New year’s resolutions are part and parcel with the holiday season. As the calendar year draws to a close, we start thinking about ways we can improve ourselves in the coming year. We resolve to do such and such with every intent of staying true to those resolutions long past January. Whether or not we succeed is another matter.
This year, perhaps financial resolutions are in order. You have come to realize that your financial house is a mess and in need of a little bit of order. If so, this post is for you.
Basic Financial Discipline
The starting point for most posts of this nature is to talk about budgeting. This one will not go there. You already know the importance of budgeting as the foundation of sound financial decision making. If you are not using a budget yet, make 2020 the year you start. If you have a budget already, make sure you stick with it.
Budgeting is one of the basics of financial discipline. But there are others. For example, do not use credit cards to purchase things you want. Use them only for things you need and pay the monthly bill in full. Another basic principle is to find ways to save wherever you can. Go out to eat less, choose a cheaper cell phone plan. Commit to saving money from every paycheck.

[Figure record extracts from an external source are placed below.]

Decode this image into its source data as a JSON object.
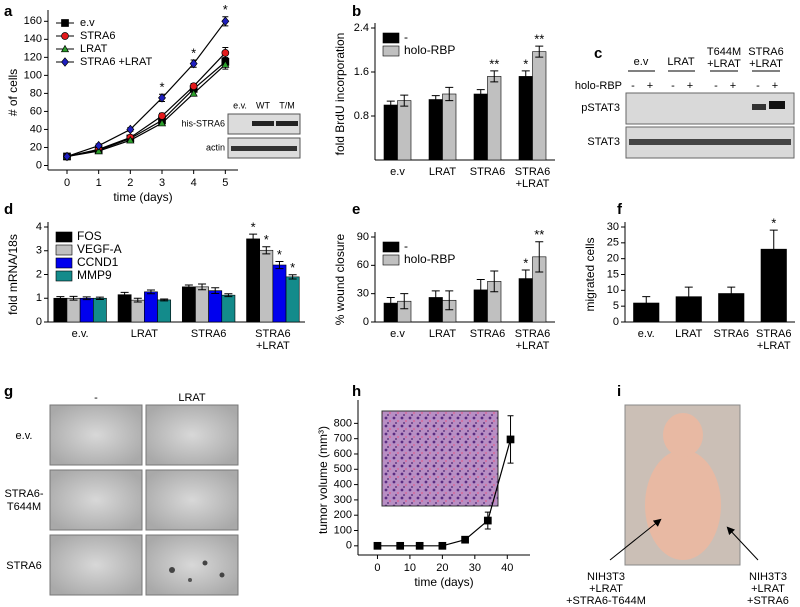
{
  "chart_data": [
    {
      "type": "line",
      "label": "a",
      "xlabel": "time (days)",
      "ylabel": "# of cells",
      "x": [
        0,
        1,
        2,
        3,
        4,
        5
      ],
      "xlim": [
        -0.6,
        5.4
      ],
      "ylim": [
        -5,
        167
      ],
      "xticks": [
        0,
        1,
        2,
        3,
        4,
        5
      ],
      "yticks": [
        0,
        20,
        40,
        60,
        80,
        100,
        120,
        140,
        160
      ],
      "legend": "upper left",
      "series": [
        {
          "name": "e.v",
          "color": "#000000",
          "marker": "square",
          "values": [
            10,
            17,
            30,
            50,
            85,
            115
          ],
          "errors": [
            1,
            1,
            1.5,
            3,
            3,
            5
          ],
          "significance": [
            null,
            null,
            null,
            null,
            null,
            null
          ]
        },
        {
          "name": "STRA6",
          "color": "#e31a1c",
          "marker": "circle",
          "values": [
            10,
            18,
            31,
            55,
            88,
            125
          ],
          "errors": [
            1,
            1,
            1.5,
            3,
            3,
            6
          ],
          "significance": [
            null,
            null,
            null,
            null,
            null,
            null
          ]
        },
        {
          "name": "LRAT",
          "color": "#2ca02c",
          "marker": "triangle",
          "values": [
            10,
            16,
            28,
            47,
            80,
            112
          ],
          "errors": [
            1,
            1,
            1.5,
            2,
            3,
            5
          ],
          "significance": [
            null,
            null,
            null,
            null,
            null,
            null
          ]
        },
        {
          "name": "STRA6 +LRAT",
          "color": "#1f1fbf",
          "marker": "diamond",
          "values": [
            10,
            22,
            40,
            75,
            113,
            160
          ],
          "errors": [
            1,
            2,
            2,
            4,
            4,
            5
          ],
          "significance": [
            null,
            null,
            null,
            "*",
            "*",
            "*"
          ]
        }
      ]
    },
    {
      "type": "bar",
      "label": "b",
      "ylabel": "fold BrdU incorporation",
      "categories": [
        "e.v",
        "LRAT",
        "STRA6",
        [
          "STRA6",
          "+LRAT"
        ]
      ],
      "ylim": [
        0,
        2.4
      ],
      "yticks": [
        0.8,
        1.6,
        2.4
      ],
      "legend": "upper left",
      "series": [
        {
          "name": "-",
          "color": "#000000",
          "values": [
            1.0,
            1.1,
            1.2,
            1.52
          ],
          "errors": [
            0.07,
            0.07,
            0.08,
            0.1
          ],
          "significance": [
            null,
            null,
            null,
            "*"
          ]
        },
        {
          "name": "holo-RBP",
          "color": "#c0c0c0",
          "values": [
            1.08,
            1.2,
            1.52,
            1.97
          ],
          "errors": [
            0.1,
            0.12,
            0.1,
            0.1
          ],
          "significance": [
            null,
            null,
            "**",
            "**"
          ]
        }
      ]
    },
    {
      "type": "bar",
      "label": "d",
      "ylabel": "fold mRNA/18s",
      "categories": [
        "e.v.",
        "LRAT",
        "STRA6",
        [
          "STRA6",
          "+LRAT"
        ]
      ],
      "ylim": [
        0,
        4
      ],
      "yticks": [
        0,
        1,
        2,
        3,
        4
      ],
      "legend": "upper left",
      "series": [
        {
          "name": "FOS",
          "color": "#000000",
          "values": [
            1.0,
            1.15,
            1.48,
            3.5
          ],
          "errors": [
            0.07,
            0.1,
            0.08,
            0.2
          ],
          "significance": [
            null,
            null,
            null,
            "*"
          ]
        },
        {
          "name": "VEGF-A",
          "color": "#c0c0c0",
          "values": [
            1.0,
            0.92,
            1.48,
            3.02
          ],
          "errors": [
            0.08,
            0.08,
            0.12,
            0.15
          ],
          "significance": [
            null,
            null,
            null,
            "*"
          ]
        },
        {
          "name": "CCND1",
          "color": "#0000ee",
          "values": [
            1.0,
            1.27,
            1.32,
            2.4
          ],
          "errors": [
            0.06,
            0.08,
            0.12,
            0.15
          ],
          "significance": [
            null,
            null,
            null,
            "*"
          ]
        },
        {
          "name": "MMP9",
          "color": "#138b8b",
          "values": [
            1.0,
            0.93,
            1.13,
            1.9
          ],
          "errors": [
            0.05,
            0.04,
            0.06,
            0.09
          ],
          "significance": [
            null,
            null,
            null,
            "*"
          ]
        }
      ]
    },
    {
      "type": "bar",
      "label": "e",
      "ylabel": "% wound closure",
      "categories": [
        "e.v",
        "LRAT",
        "STRA6",
        [
          "STRA6",
          "+LRAT"
        ]
      ],
      "ylim": [
        0,
        90
      ],
      "yticks": [
        0,
        30,
        60,
        90
      ],
      "legend": "upper left",
      "series": [
        {
          "name": "-",
          "color": "#000000",
          "values": [
            20,
            26,
            34,
            46
          ],
          "errors": [
            6,
            7,
            11,
            9
          ],
          "significance": [
            null,
            null,
            null,
            "*"
          ]
        },
        {
          "name": "holo-RBP",
          "color": "#c0c0c0",
          "values": [
            22,
            23,
            43,
            69
          ],
          "errors": [
            8,
            10,
            11,
            16
          ],
          "significance": [
            null,
            null,
            null,
            "**"
          ]
        }
      ]
    },
    {
      "type": "bar",
      "label": "f",
      "ylabel": "migrated cells",
      "categories": [
        "e.v.",
        "LRAT",
        "STRA6",
        [
          "STRA6",
          "+LRAT"
        ]
      ],
      "ylim": [
        0,
        30
      ],
      "yticks": [
        0,
        5,
        10,
        15,
        20,
        25,
        30
      ],
      "series": [
        {
          "color": "#000000",
          "values": [
            6,
            8,
            9,
            23
          ],
          "errors": [
            2,
            3,
            2,
            6
          ],
          "significance": [
            null,
            null,
            null,
            "*"
          ]
        }
      ]
    },
    {
      "type": "line",
      "label": "h",
      "xlabel": "time (days)",
      "ylabel": "tumor volume (mm³)",
      "x": [
        0,
        7,
        13,
        20,
        27,
        34,
        41
      ],
      "xlim": [
        -6,
        47
      ],
      "ylim": [
        -60,
        920
      ],
      "xticks": [
        0,
        10,
        20,
        30,
        40
      ],
      "yticks": [
        0,
        100,
        200,
        300,
        400,
        500,
        600,
        700,
        800
      ],
      "series": [
        {
          "color": "#000000",
          "marker": "square",
          "values": [
            0,
            0,
            0,
            0,
            40,
            165,
            695
          ],
          "errors": [
            0,
            0,
            0,
            0,
            8,
            55,
            155
          ],
          "significance": [
            null,
            null,
            null,
            null,
            null,
            null,
            null
          ]
        }
      ]
    }
  ],
  "blot_a": {
    "lanes": [
      "e.v.",
      "WT",
      "T/M"
    ],
    "rows": [
      "his-STRA6",
      "actin"
    ]
  },
  "blot_c": {
    "label": "c",
    "lanes": [
      "e.v",
      "LRAT",
      [
        "T644M",
        "+LRAT"
      ],
      [
        "STRA6",
        "+LRAT"
      ]
    ],
    "treatment": "holo-RBP",
    "signs": [
      "-",
      "+",
      "-",
      "+",
      "-",
      "+",
      "-",
      "+"
    ],
    "rows": [
      "pSTAT3",
      "STAT3"
    ]
  },
  "images_g": {
    "label": "g",
    "columns": [
      "-",
      "LRAT"
    ],
    "rows": [
      "e.v.",
      [
        "STRA6-",
        "T644M"
      ],
      "STRA6"
    ]
  },
  "photo_i": {
    "label": "i",
    "left": [
      "NIH3T3",
      "+LRAT",
      "+STRA6-T644M"
    ],
    "right": [
      "NIH3T3",
      "+LRAT",
      "+STRA6"
    ]
  }
}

Get Your Documentation Together
Moving on from the basics, you can help your cause in 2020 by getting all your financial documentation together. You can do this on paper or on your computer. The medium is less important than just doing it. Your goal here is to put together a portfolio of financial information.
Gather information about all your bank accounts, all your debts, any investments you might have, etc. You then take the information from these documents and use them to fine-tune your budget. Every time a new document comes in, add it to the portfolio and make any necessary adjustments. This is an exercise in forcing yourself to stay on top of your finances.
Balance Your Accounts
Google the phrase ‘why balance your checkbook’ and you will find tons of articles claiming that balancing is no longer necessary because accounts are mostly kept online. As the thinking goes, your bank keeps track of everything electronically so that you do not have to. That is foolish and dangerous thinking.
If you are not balancing your accounts – and millions of people aren’t – you have no way of knowing if the bank’s numbers are accurate. Your bank could be stealing from you and you would never know. You could fall victim to a skimming scenario that only takes a few dollars here and there and you would be none the wiser.
Yes, it takes time to balance your accounts. You should do it nonetheless. Every bank, credit card, and investment account you have should be balanced every month.
No New Debts
As long as you are committing to getting your finances in shape for 2020, why not commit to taking on no new debt for the entire calendar year? It is quite an undertaking, but it can be done. Then, even if an unforeseen emergency forces you to take on new debt, at least committing to minimizing new debt will help keep things from getting out of hand.
Getting your finances in shape is really a state of mind. You make the decision, develop some strategies, and do it. And if you need help, there are plenty of online resources as well as licensed professionals you can turn to.